Cette journée de vendredi avait un petit goût d’accalmie en ce qui concerne le dossier BHV. Le roi a consulté, tour à tour, les présidents des partis. Mais selon Pascal Delwit, politologue à l’ULB, il faut rester prudent :  "On n’est pas sorti de l’auberge. […] Il n’y a pas encore véritablement d’issue. On sait bien que la négociation pour la circonscription électorale de Bruxelles-Hal-Vilvorde est très complexe et il faut donner un peu de temps au temps".

 

Le roi pourra-t-il faciliter les négociations ?

Comme l’explique le politologue, le roi a un rôle de pouvoir et d’influence, qu’il peut exercer lors de ses consultations avec les acteurs politiques et sociaux, mais "celui-ci doit toujours être «couvert» par un ministre". "Il doit être très prudent dans ses actes politiques".

 

On sera fixé en début de semaine prochaine

Maintenant que le roi a consulté les présidents de partis, la situation semble quelque peu figée, vue de l’extérieur.
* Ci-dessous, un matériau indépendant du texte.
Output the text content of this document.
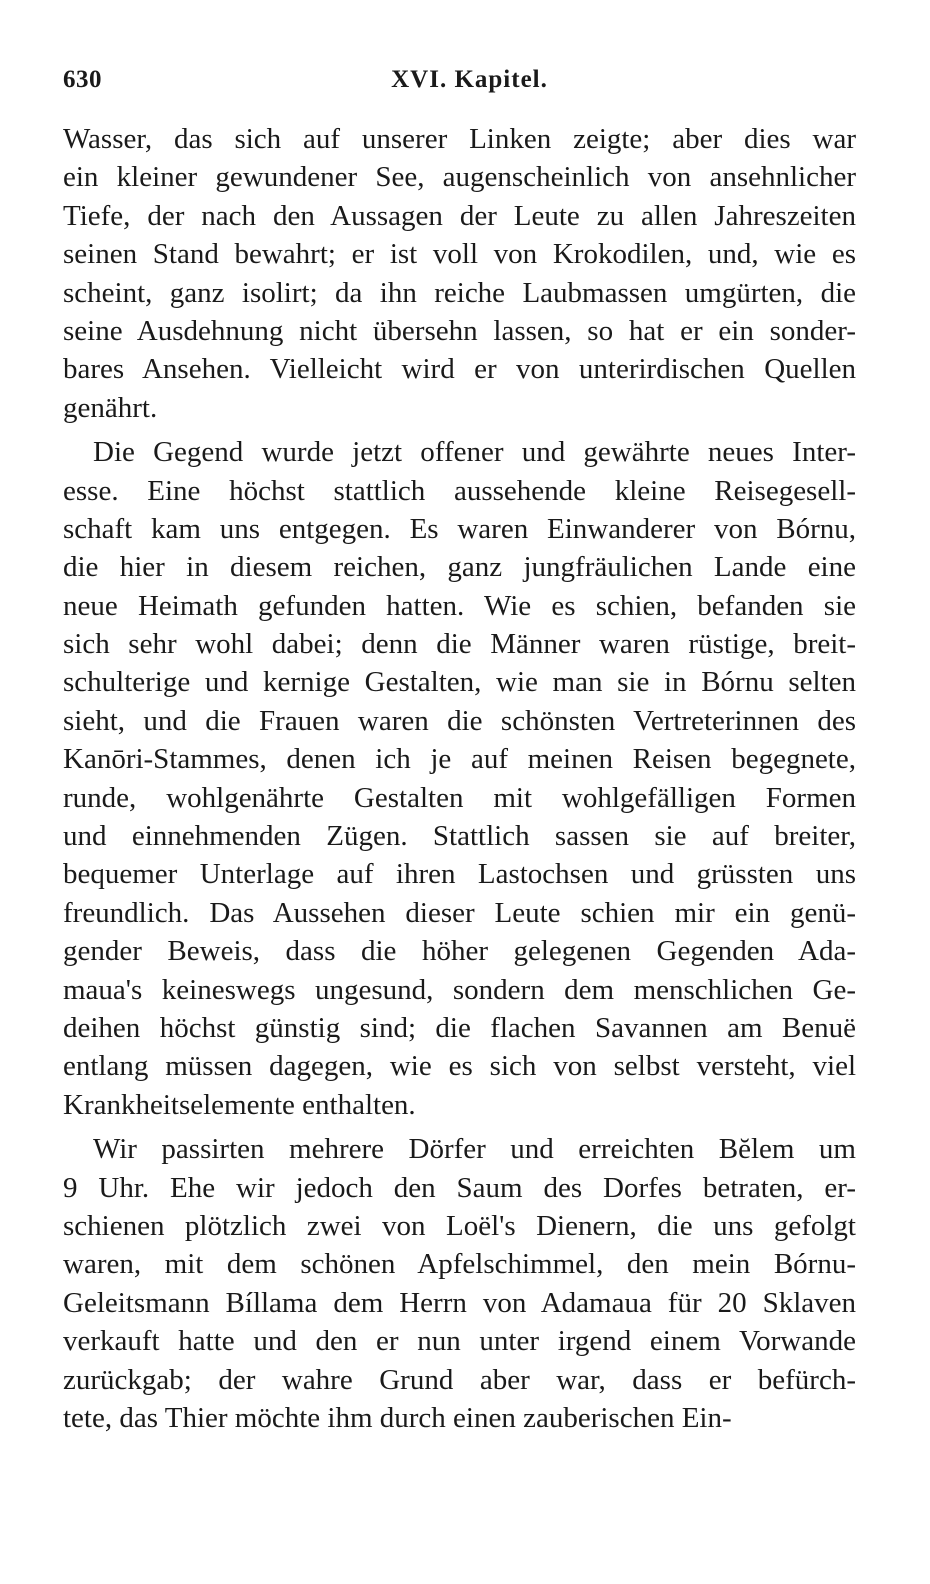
630	XVI. Kapitel.
Wasser, das sich auf unserer Linken zeigte; aber dies war
ein kleiner gewundener See, augenscheinlich von ansehnlicher
Tiefe, der nach den Aussagen der Leute zu allen Jahreszeiten
seinen Stand bewahrt; er ist voll von Krokodilen, und, wie es
scheint, ganz isolirt; da ihn reiche Laubmassen umgürten, die
seine Ausdehnung nicht übersehn lassen, so hat er ein sonder-
bares Ansehen. Vielleicht wird er von unterirdischen Quellen
genährt.
Die Gegend wurde jetzt offener und gewährte neues Inter-
esse. Eine höchst stattlich aussehende kleine Reisegesell-
schaft kam uns entgegen. Es waren Einwanderer von Bórnu,
die hier in diesem reichen, ganz jungfräulichen Lande eine
neue Heimath gefunden hatten. Wie es schien, befanden sie
sich sehr wohl dabei; denn die Männer waren rüstige, breit-
schulterige und kernige Gestalten, wie man sie in Bórnu selten
sieht, und die Frauen waren die schönsten Vertreterinnen des
Kanōri-Stammes, denen ich je auf meinen Reisen begegnete,
runde, wohlgenährte Gestalten mit wohlgefälligen Formen
und einnehmenden Zügen. Stattlich sassen sie auf breiter,
bequemer Unterlage auf ihren Lastochsen und grüssten uns
freundlich. Das Aussehen dieser Leute schien mir ein genü-
gender Beweis, dass die höher gelegenen Gegenden Ada-
maua's keineswegs ungesund, sondern dem menschlichen Ge-
deihen höchst günstig sind; die flachen Savannen am Benuë
entlang müssen dagegen, wie es sich von selbst versteht, viel
Krankheitselemente enthalten.
Wir passirten mehrere Dörfer und erreichten Bĕlem um
9 Uhr. Ehe wir jedoch den Saum des Dorfes betraten, er-
schienen plötzlich zwei von Loël's Dienern, die uns gefolgt
waren, mit dem schönen Apfelschimmel, den mein Bórnu-
Geleitsmann Bíllama dem Herrn von Adamaua für 20 Sklaven
verkauft hatte und den er nun unter irgend einem Vorwande
zurückgab; der wahre Grund aber war, dass er befürch-
tete, das Thier möchte ihm durch einen zauberischen Ein-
Mais l’on devrait pouvoir espérer un déblocage pour le début de la semaine prochaine : "Je crois qu’il faudra attendre la fin du week-end et peut-être lundi pour savoir si on va vers une éclaircie éventuellement, une relance des négociations et une tentative d’aboutir à ce qui pourrait être un compromis acceptable pour les deux grandes communautés linguistiques sur la circonscription électorale de Bruxelles-Hal-Vilvorde et éventuellement d’autres dossiers".

 

Deux scénarios possibles

Mais nul ne peut, à ce stade-ci, prédire qu’une relance des négociations pourrait avoir lieu : "Si on n'est pas dans ce scénario-là, le cas échéant, le roi acceptera la démission du gouvernement et on rentrera plutôt dans un scénario de dissolution des chambres et d’élections anticipées".